Sono entrati in campo a gamba tesa i rappresentanti delle Coop, le cui giuste rimostranze hanno anche un sapore politico come oppositori e antipatizzanti dei 5 Stelle. Un comunicato stampa a firma congiunta Aci e File parla, infatti, di “falsa partenza per gli Stati Generali dell’Editoria: il Governo esclude dalla discussione del 25 marzo le cooperative di giornalistie gli editori puri. Protestano Alleanza delle Cooperative Italiane Comunicazione e Federazione italiana liberi editori: un dibattito che era stato annunciato come aperto e rivolto alla soluzione dei problemi rischia di essere già orientato verso gli interessi dei giganti del web e delle grandi concentrazioni editoriali”.

Vito Crimi e Giuseppe Conte (Foto Fabio Cimaglia / LaPresse)

Prosegue la nota: “Alleanza delle Cooperative Italiane Comunicazione e File esprimono stupore e rammarico di fronte al mancato diretto coinvolgimento degli editori puri, cooperative digiornalisti e altre realtà non profit, relegati al ruolo di spettatori nella discussione che lunedì 25 marzo aprirà gli Stati Generali dell’Editoria. Ci auguriamo che si tratti di una svista e non di una scelta consapevole da parte del Sottosegretario con delega all’Editoria Vito Crimi e del Presidente del Consiglio, Giuseppe Conte, a cui ci rivolgiamo per chiedere di sanare questo vulnus istituzionale nel più breve tempo possibile”.

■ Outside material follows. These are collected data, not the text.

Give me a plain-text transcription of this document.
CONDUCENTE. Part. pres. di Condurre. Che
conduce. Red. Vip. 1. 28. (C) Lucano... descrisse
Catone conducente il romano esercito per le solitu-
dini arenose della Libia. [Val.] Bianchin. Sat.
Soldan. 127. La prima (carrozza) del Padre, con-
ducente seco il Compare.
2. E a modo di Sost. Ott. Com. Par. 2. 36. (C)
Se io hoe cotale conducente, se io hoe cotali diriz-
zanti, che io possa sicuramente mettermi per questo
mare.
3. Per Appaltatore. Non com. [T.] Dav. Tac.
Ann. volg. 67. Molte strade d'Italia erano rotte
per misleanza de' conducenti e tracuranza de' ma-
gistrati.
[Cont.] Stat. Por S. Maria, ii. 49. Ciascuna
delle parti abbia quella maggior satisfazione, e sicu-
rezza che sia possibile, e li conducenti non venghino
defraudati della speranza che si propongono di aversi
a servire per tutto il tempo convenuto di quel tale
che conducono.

“Le associazioni di riferimento delle cooperative di giornalisti e degli editori puri rappresentano centinaia di realtà che sono impegnate a garantire i valori del pluralismo nei territori, investendo nel prodotto, nell’informazione di qualità e nell’approfondimento, sia nelle forme tradizionali che online, nel massimo rispetto dei contratti di lavoro e della legalità”, ricorda la nota stampa di Aci e File. “Escludere dal dibattito un pezzo fondamentale del sistema dell’informazione italiano sembra già voler orientare l’impiego del Fondo per il pluralismo e per l’innovazione dell’informazione a favore dei grandi editori e delle multinazionali del web. Un dialogo che era stato invece annunciato come aperto e rivolto alla soluzione dei numerosi problemi del settore dell’informazione”.

“Di fronte a un mercato sempre più in crisi e sempre più dominato da processi di concentrazione azionaria e tecnologica”, spiegano “le cooperative digiornalisti e gli enti no profit, le radio e le tv locali, rappresentano nei territori e negli ambiti di riferimento un fondamentale presidio di libertà e pluralismo dell’informazione, costituendo nei fatti, e il più delle volte, l’unica alternativa a situazioni di monopolio informativo”.

“Per questo motivo, tra l’altro”, conclude la nota stampa, “la recente riforma del sistema editoriale le aveva riconfermate e poste con maggior vigore al centro del sistema di sostegno pubblico all’informazione. Come ha ricordato in più occasioni il presidente della Repubblica Sergio Mattarella [3], infatti, la Costituzione non si limita a stabilire principi e valori, ma chiede allo Stato di farsi parte attiva per il loro raggiungimento. Così è anche per la libertà di informazione e di espressione”.